Coronavirus: un Belge sur deux estime que le gouvernement doit prendre davantage de mesures

Coronavirus: un Belge sur deux estime que le gouvernement doit prendre davantage de mesures

Les gouvernements sont en première ligne dans le cadre de la lutte contre le coronavirus. Dans de nombreux pays, comme la Belgique, ils se sont même vu attribuer des « pouvoirs spéciaux » qui leur permettent d’éviter de passer par les longues procédures habituelles qui vont de pair avec un système démocratique. Cela n’a pas provoqué d’indignation.

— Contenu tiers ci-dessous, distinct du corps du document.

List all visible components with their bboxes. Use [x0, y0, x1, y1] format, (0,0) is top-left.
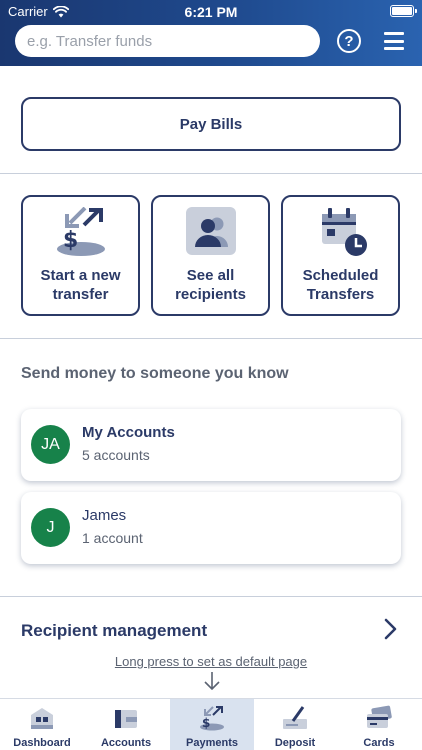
status-bar: Carrier 6:21 PM [0, 0, 422, 22]
recipient-detail: 1 account [82, 530, 143, 546]
menu-icon-bar [384, 32, 404, 35]
help-icon: ? [344, 32, 354, 50]
default-page-hint-text: Long press to set as default page [114, 654, 308, 669]
dashboard-icon [31, 708, 53, 729]
transfer-dollar-icon: $ [56, 207, 105, 256]
tab-label: Cards [363, 737, 395, 749]
recipient-name: James [82, 507, 127, 524]
tab-bar: Dashboard Accounts $ Payments Deposit Ca… [0, 698, 422, 750]
help-button[interactable]: ? [337, 29, 361, 53]
tab-payments[interactable]: $ Payments [170, 699, 254, 750]
wallet-icon [115, 710, 137, 728]
see-all-recipients-tile[interactable]: See all recipients [151, 195, 270, 316]
send-money-title: Send money to someone you know [21, 365, 289, 382]
recipient-management-link[interactable]: Recipient management [21, 621, 207, 641]
search-input[interactable] [15, 25, 320, 57]
tab-accounts[interactable]: Accounts [84, 699, 168, 750]
tab-label: Deposit [274, 737, 316, 749]
tab-dashboard[interactable]: Dashboard [0, 699, 84, 750]
svg-text:$: $ [63, 228, 78, 253]
tab-label: Accounts [100, 737, 152, 749]
payments-icon: $ [200, 706, 224, 731]
tab-cards[interactable]: Cards [337, 699, 421, 750]
deposit-check-icon [283, 706, 307, 729]
recipient-detail: 5 accounts [82, 447, 150, 463]
pay-bills-button[interactable]: Pay Bills [21, 97, 401, 151]
tile-label: Scheduled Transfers [302, 267, 379, 303]
menu-icon-bar [384, 47, 404, 50]
battery-icon [390, 5, 417, 17]
cards-icon [367, 705, 392, 728]
recipient-card-james[interactable]: J James 1 account [21, 492, 401, 564]
tab-label: Dashboard [13, 737, 71, 749]
chevron-right-icon[interactable] [380, 617, 400, 641]
calendar-clock-icon [321, 208, 367, 256]
tile-label: Start a new transfer [40, 267, 121, 303]
divider [0, 596, 422, 597]
scheduled-transfers-tile[interactable]: Scheduled Transfers [281, 195, 400, 316]
recipient-name: My Accounts [82, 424, 175, 441]
arrow-down-icon [204, 672, 220, 691]
svg-text:$: $ [202, 716, 210, 730]
app-header: Carrier 6:21 PM ? [0, 0, 422, 66]
status-time: 6:21 PM [184, 4, 238, 20]
tab-label: Payments [186, 737, 238, 749]
recipients-people-icon [185, 207, 236, 255]
tile-label: See all recipients [175, 267, 246, 303]
avatar: JA [31, 425, 70, 464]
divider [0, 338, 422, 339]
tab-deposit[interactable]: Deposit [253, 699, 337, 750]
menu-icon-bar [384, 39, 404, 43]
recipient-card-my-accounts[interactable]: JA My Accounts 5 accounts [21, 409, 401, 481]
menu-button[interactable] [384, 32, 404, 50]
avatar: J [31, 508, 70, 547]
default-page-hint: Long press to set as default page [0, 654, 422, 669]
divider [0, 173, 422, 174]
start-new-transfer-tile[interactable]: $ Start a new transfer [21, 195, 140, 316]
pay-bills-label: Pay Bills [179, 115, 243, 133]
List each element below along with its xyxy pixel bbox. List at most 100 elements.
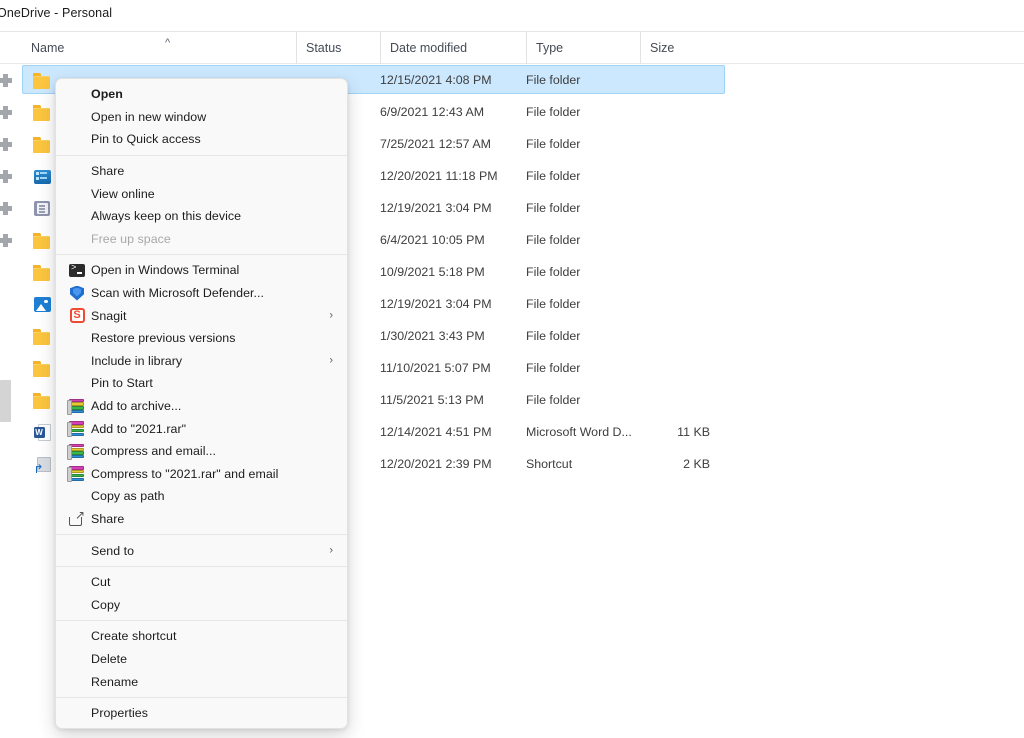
- breadcrumb-bar: OneDrive - Personal: [0, 0, 1024, 30]
- sync-status-icon: [0, 288, 16, 320]
- menu-item-delete[interactable]: Delete: [56, 648, 347, 671]
- file-icon-cell: [30, 64, 54, 96]
- menu-separator: [56, 254, 347, 256]
- file-type-cell: Microsoft Word D...: [526, 425, 632, 439]
- menu-item-icon: [68, 186, 86, 202]
- menu-item-include-in-library[interactable]: Include in library ›: [56, 350, 347, 373]
- column-header-status-label: Status: [306, 41, 342, 55]
- menu-item-view-online[interactable]: View online: [56, 182, 347, 205]
- menu-item-label: Compress to "2021.rar" and email: [91, 466, 279, 481]
- folder-icon: [33, 232, 51, 249]
- column-header-type[interactable]: Type: [526, 32, 640, 64]
- menu-item-add-to-2021rar[interactable]: Add to "2021.rar": [56, 417, 347, 440]
- menu-item-label: Pin to Quick access: [91, 132, 201, 147]
- menu-item-open-in-windows-terminal[interactable]: Open in Windows Terminal: [56, 259, 347, 282]
- menu-item-label: Open: [91, 87, 123, 102]
- menu-item-create-shortcut[interactable]: Create shortcut: [56, 625, 347, 648]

Que du contraire. « La démocratie contient en germe l’aspiration à des dérives autoritaires », explique Muriel Sacco, sociologue à l’ULB qui parle ici au nom d’un collectif auteur d’une carte blanche « Coronavirus : il faut veiller au respect des droits et libertés » (à lire sur le site du Vif). « Les citoyens, qui se sentent désemparés en tant qu’individus, se tournent vers un homme ou une entité providentielle et renoncent à leur propre pouvoir (symbolisé par le Parlement, qui sont les représentants du peuple), parce que c’est la seule solution qui leur soit présentée pour leur salut. »

Coercition ou redistribution ?

En moyenne, la moitié des personnes interrogées par YouGov juge que les autorités devraient prendre davantage de mesures. « Il faut certainement distinguer deux types de demandes possibles », poursuit la sociologue. « Soit plus de coercition, c’est-à-dire un renforcement de la surveillance et du contrôle policier (comme on le voit en France ou en Italie, où chaque déplacement implique de se munir d’une autorisation écrite) ; soit plus d’intervention, c’est-à-dire plus de redistribution des richesses et d’intervention en termes de services collectifs, ce qui correspond à un retour de l’État dans les sphères qu’il a désertées, avant la crise, mais encore durant celle-ci. »

Dans le détail, à peine un tiers des sondés, trouvent que les mesures imposées actuellement par les autorités sont suffisantes. Ce sont les Espagnols, durement touchés et les Français (parmi les plus récalcitrants au confinement au départ), qui sont les plus demandeurs. À l’inverse, plus de 40 % des Belges et des Allemands trouvent que les mesures actuelles sont suffisantes.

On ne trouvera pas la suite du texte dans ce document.